My Gay Life Adjustments

In case you didn't hear let me just spread the embarrassment a little more, I'm moving back home with my parents until I graduate from school. YAY for being a statistic! So this unfortunate event is having me re-evaluate two aspects of my life. My past two years of inactivity, and my life as a open gay guy.

Since moving to Portland just shy of three years ago, I have come out a lot. All of my close friends know. New friends are informed if the subject comes up. All of my immediate family knows. My Facebook "interested in" is set to men, and I occasionally say things online that can be understood to be gay.

I do NOT wear rainbow attire or march in Pride. I do not forcefully push an agenda at family dinners, nor do I spout anti-church talking points because I choose not to go to church anymore. These things are not in my nature or interest anyways.

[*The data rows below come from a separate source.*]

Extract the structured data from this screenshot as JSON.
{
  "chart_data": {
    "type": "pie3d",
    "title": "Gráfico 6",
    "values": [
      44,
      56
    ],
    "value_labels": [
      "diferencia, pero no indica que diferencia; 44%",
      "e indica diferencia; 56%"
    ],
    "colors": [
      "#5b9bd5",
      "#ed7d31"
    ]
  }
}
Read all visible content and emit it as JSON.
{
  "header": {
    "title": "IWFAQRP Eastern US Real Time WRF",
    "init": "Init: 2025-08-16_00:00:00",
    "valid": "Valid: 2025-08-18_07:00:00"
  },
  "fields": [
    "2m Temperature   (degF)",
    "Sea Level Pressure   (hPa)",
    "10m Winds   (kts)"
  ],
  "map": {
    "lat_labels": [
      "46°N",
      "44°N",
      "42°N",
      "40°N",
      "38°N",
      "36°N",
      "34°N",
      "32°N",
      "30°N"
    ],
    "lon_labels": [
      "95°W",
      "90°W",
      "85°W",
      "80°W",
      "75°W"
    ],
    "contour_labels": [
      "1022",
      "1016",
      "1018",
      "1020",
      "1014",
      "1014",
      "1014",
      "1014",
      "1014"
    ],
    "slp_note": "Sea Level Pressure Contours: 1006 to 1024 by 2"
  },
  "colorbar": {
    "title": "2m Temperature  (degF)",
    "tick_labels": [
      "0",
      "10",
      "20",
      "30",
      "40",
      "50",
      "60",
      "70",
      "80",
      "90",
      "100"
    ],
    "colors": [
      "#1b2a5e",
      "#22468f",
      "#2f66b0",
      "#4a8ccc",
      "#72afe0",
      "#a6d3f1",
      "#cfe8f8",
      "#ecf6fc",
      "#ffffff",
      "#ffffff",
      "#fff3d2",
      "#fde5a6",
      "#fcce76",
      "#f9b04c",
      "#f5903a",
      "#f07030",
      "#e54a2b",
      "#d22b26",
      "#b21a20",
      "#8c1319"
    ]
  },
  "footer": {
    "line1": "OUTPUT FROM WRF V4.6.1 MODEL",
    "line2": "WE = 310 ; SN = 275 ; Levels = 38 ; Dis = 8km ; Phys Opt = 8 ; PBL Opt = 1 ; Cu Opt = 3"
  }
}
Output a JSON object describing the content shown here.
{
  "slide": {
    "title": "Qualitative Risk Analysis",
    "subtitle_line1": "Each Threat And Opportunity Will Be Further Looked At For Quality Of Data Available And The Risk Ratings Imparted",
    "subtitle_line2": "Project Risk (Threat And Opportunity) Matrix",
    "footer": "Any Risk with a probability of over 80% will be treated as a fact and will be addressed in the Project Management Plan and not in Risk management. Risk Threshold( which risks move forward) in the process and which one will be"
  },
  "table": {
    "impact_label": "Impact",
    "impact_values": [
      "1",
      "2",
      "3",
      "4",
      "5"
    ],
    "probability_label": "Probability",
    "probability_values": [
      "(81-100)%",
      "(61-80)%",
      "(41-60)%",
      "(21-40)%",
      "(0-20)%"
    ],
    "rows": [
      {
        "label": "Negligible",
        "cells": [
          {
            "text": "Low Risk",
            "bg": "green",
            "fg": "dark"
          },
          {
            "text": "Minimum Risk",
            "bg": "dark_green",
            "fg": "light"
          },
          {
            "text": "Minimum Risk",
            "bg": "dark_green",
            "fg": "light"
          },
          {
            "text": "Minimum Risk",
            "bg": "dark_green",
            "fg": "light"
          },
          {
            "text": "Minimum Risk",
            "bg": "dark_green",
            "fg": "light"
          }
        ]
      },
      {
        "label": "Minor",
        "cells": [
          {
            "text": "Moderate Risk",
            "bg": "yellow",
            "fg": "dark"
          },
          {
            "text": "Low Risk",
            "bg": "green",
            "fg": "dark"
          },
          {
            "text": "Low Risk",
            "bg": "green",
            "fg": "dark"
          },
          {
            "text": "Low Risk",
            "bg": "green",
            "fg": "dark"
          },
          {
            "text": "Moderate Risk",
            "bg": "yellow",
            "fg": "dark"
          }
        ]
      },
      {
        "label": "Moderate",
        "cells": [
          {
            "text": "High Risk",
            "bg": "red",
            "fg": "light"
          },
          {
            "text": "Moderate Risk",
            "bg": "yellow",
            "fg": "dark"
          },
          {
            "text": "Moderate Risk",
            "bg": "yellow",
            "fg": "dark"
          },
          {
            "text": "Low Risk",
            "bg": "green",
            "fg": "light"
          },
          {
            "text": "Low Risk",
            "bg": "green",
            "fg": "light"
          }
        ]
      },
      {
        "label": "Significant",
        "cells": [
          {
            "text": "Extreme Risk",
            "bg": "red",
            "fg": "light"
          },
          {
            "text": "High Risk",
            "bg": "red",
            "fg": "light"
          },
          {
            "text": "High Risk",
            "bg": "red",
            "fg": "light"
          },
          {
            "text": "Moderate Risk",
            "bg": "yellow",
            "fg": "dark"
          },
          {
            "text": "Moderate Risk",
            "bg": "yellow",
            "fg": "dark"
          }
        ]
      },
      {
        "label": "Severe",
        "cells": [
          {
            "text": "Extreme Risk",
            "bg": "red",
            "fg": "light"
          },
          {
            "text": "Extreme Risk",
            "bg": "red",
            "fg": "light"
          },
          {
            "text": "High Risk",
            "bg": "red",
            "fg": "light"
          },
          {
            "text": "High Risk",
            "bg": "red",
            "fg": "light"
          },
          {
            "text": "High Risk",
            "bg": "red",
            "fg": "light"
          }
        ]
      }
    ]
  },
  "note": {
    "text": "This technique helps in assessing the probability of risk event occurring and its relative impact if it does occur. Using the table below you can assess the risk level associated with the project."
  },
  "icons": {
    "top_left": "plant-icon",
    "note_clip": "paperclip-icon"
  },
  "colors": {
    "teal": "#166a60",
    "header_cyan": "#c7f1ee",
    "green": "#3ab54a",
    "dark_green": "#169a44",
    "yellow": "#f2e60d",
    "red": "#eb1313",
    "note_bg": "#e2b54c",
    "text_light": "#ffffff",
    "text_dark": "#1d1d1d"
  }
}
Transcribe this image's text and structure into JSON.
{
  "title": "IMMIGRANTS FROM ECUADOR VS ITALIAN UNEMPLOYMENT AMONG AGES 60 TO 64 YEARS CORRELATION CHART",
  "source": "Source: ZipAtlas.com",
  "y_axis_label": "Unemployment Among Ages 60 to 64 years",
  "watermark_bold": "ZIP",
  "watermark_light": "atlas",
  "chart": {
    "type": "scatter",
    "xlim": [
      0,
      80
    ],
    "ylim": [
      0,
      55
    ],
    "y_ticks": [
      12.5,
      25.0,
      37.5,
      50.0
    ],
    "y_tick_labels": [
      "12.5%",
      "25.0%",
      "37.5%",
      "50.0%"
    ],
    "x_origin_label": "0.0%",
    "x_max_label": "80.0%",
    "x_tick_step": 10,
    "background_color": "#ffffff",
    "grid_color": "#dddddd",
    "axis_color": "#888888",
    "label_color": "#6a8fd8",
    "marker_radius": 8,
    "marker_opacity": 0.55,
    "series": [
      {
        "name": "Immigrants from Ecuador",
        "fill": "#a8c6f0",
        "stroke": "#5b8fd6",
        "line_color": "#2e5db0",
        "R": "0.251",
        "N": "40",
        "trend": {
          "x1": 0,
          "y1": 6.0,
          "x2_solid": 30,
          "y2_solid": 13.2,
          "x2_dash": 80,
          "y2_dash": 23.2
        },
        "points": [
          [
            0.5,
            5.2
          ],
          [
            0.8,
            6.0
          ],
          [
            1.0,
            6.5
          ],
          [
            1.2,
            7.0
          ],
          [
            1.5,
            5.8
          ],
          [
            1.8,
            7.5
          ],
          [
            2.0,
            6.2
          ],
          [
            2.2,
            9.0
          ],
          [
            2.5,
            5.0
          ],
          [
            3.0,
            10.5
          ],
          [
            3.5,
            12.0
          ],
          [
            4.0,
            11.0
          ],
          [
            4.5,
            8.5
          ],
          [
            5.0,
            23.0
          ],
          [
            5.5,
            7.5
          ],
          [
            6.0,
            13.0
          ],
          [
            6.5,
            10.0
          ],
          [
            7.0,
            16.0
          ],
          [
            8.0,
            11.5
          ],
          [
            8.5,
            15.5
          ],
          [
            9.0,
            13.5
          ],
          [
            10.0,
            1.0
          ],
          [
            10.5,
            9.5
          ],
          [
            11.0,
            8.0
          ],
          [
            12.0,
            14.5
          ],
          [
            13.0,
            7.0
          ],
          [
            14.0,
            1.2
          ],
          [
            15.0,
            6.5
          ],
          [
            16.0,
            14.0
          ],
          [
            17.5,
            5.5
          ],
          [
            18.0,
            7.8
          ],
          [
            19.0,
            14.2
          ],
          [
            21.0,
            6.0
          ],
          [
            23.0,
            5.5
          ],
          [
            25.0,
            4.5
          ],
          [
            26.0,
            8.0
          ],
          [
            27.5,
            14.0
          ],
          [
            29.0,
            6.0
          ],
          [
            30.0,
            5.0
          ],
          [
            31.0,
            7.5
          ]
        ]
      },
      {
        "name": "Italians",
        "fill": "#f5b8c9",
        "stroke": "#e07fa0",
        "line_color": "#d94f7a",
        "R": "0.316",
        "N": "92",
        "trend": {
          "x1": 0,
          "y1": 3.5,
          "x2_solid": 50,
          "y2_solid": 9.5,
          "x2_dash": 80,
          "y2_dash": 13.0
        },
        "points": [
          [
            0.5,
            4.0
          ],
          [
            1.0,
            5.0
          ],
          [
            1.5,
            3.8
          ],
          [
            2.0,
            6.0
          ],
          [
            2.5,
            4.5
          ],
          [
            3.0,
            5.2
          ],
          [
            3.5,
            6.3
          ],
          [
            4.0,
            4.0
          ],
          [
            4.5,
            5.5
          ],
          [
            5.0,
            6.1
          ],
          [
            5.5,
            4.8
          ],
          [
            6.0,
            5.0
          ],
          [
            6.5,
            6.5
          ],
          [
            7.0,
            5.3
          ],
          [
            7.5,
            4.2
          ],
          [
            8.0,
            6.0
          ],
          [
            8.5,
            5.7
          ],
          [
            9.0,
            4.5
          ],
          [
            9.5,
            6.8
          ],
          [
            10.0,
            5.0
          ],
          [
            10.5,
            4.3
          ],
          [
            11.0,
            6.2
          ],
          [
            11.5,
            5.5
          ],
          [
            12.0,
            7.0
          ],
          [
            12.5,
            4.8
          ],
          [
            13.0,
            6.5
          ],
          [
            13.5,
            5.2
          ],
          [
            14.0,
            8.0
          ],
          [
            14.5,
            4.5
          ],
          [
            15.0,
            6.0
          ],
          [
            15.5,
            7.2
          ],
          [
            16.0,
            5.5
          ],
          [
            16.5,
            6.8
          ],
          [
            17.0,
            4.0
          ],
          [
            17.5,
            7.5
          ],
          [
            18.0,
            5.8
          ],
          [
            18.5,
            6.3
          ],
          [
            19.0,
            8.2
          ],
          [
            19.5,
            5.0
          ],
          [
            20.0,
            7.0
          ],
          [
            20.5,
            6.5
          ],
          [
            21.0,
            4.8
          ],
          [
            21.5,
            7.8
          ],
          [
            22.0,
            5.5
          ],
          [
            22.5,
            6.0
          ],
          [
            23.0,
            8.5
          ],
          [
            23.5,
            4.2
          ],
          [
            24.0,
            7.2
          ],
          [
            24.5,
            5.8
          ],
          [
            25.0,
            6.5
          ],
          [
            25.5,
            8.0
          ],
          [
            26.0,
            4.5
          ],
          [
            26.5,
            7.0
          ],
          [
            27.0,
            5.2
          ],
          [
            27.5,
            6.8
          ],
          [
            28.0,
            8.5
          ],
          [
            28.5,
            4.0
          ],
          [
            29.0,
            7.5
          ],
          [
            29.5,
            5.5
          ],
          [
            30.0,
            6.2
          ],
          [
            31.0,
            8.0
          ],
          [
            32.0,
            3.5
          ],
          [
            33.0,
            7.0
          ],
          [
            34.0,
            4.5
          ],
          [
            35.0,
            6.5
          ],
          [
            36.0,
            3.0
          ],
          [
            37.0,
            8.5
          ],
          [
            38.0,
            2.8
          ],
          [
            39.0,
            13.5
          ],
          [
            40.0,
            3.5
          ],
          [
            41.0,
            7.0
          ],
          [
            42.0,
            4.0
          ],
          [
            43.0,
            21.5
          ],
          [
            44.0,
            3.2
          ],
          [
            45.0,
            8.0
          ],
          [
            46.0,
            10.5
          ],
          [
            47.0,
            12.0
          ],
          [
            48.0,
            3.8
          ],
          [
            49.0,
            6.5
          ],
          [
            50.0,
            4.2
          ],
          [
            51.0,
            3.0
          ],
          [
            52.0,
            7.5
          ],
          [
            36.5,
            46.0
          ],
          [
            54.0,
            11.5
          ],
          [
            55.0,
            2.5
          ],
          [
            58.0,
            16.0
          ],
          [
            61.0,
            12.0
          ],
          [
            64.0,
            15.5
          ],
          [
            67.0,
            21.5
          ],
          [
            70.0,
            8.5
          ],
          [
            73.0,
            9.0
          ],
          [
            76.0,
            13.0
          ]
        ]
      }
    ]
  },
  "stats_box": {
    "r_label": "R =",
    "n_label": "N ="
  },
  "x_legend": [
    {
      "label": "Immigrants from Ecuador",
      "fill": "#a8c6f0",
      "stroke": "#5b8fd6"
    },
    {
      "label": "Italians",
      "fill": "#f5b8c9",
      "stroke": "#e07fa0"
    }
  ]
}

Needless to say, I have come out quite a bit. Now, when faced with moving back in with my parents, I do not intend to take steps back into the closet. I intend to continue living my life the way I normally would live life having a roommate. I do see, however, that living with my parents presents some new opportunities of coming out.

Occasionally discussions of a gay theme occur with my folks, but for the most part it is not a focus of conversation topic. I appreciate this, as being gay is not my entire life. However, I feel as though sometimes the subject of gay issues is intentionally avoided. I smile away the comments referencing a hope of me ending up with a woman. I silently pass on the opportunity to comment on a news story of a gay issue. I, myself, avoid any gay conversation. I feel like now, living with my parents is a time where I can open up the dialogue and also open up the future.

Just like we are taught in the church, simple comments about the church or gospel with friends can open up a missionary opportunity. Simple comments on gay topics can open up the acceptance and openness of my impending (hopefully) relationship with a man.

By planting seeds now, seeds of acceptance, openness and dialogue, I might be able to soften the emotional blow and spiritual hurdles that would arise when I bring home my future soul mate.


  1. I like your attitude. I think that treating it just like missionary work, as you say, is the right way to go with it. It's a good comparison. In both cases people can take it or leave it, but you give them the best opportunity to accept by inoffensively bringing it up and being a good example.

  2. Thanks Trev. I do feel like it is the best way for m situation, and also for who I am.